Default Vs. Configuration-Based Hive Frameworks¶
The default Hive support covers:
Component |
CDH Support |
HDP Support |
EMR Support |
MapR Support |
---|---|---|---|---|
Simple Authentication |
Y |
Y |
Y |
Y |
Kerberos |
Y |
Y |
Y |
N |
Azure Encryption |
Not applicable |
N (Azure HDP) |
Not applicable |
Not applicable |
Kerberos Knox |
Not applicable |
MDE but no QLI |
Not applicable |
Not applicable |
LDAP Knox |
Not applicable |
MDE but no QLI |
Not applicable |
Not applicable |
SSL |
Y |
Y |
Y |
N |
WebHDFS SSL |
Y |
Y |
Y |
Not applicable |
HttpFS Kerberos |
Not applicable |
Not applicable |
Not applicable |
N |
Wire-level Security |
Not applicable |
Not applicable |
Not applicable |
N |
MapR SASL |
Not applicable |
Not applicable |
Not applicable |
N |
With the configuration-based Hive, the level of support increases to:
Component |
CDH Support |
HDP Support |
EMR Support |
MapR Support |
---|---|---|---|---|
Simple Authentication |
Y |
Y |
Y |
Y |
Kerberos |
Y |
Y |
Y |
Y |
Azure Encryption |
Not applicable |
Y (Azure HDP) |
Not applicable |
Not applicable |
Kerberos Knox |
Not Knox |
Y (MDE and QLI) |
Not applicable |
Not applicable |
LDAP Knox |
Not applicable |
Y (MDE and QLI) |
Not applicable |
Not applicable |
SSL |
Y |
Y |
Y |
Y |
WebHDFS SSL |
Y |
Y |
Y |
Not applicable |
HttpFS Kerberos |
Not applicable |
Not applicable |
Not applicable |
Y |
Wire-level Security |
Not applicable |
Not applicable |
Not applicable |
Y |
MapR SASL |
Not applicable |
Not applicable |
Not applicable |
Y |
Limitations¶
The Compose tool does not support Keytab or pre-cached Kerberos ticket-based authentication.
Which Hive Framework Should you Use?¶
Analyze your Hive setup. If your Hive database setup is supported with the configuration-based Hive framework only (for example,HDP 3 + Hive 3 + Tez) but cannot be supported by the default Hive, the Hive by configuration upload is the only path to choose.
If your Hive setup can be supported by both, default and configuration-based frameworks, note that the configuration-based Hive has several advantages configuration-wise:
It requires fewer parameters to be provided in Alation UI. For example, you will not need to find out from your Hadoop admin and manually type such information as the Metastore URI, log storage paths, and WebHDFS credentials and endpoints for QLI. This information will be obtained by Alation automatically when parsing the uploaded Hive configuration files.

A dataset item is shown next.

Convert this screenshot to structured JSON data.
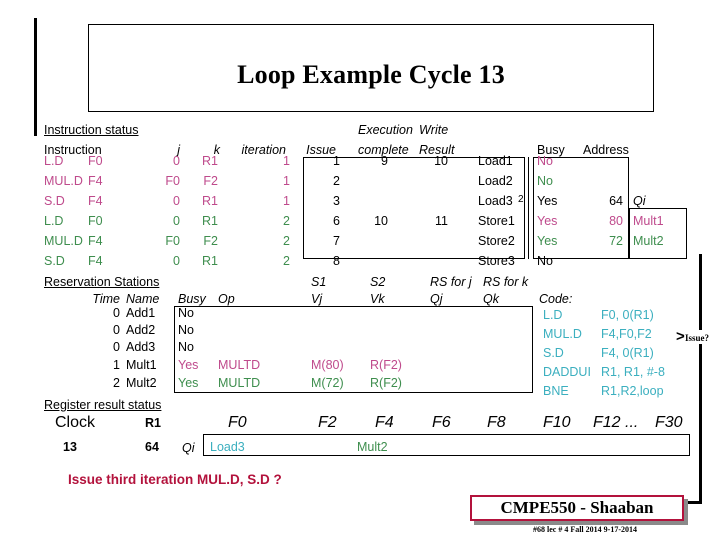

The configuration-based framework is designed to fix any Hive cataloging problems that the old framework did not anticipate, so it significantly increases the chances of your Hive source working on the first try.
Important
Several Hive setups only use the default Hive framework for QLI. These are:
SparkSql over Hive Metastore (on both CDH and HDP)
Hive on EMR with QLI over Amazon S3
Hive with AWS Glue as Metastore
If you have such sources, do NOT enable configuration-based Hive.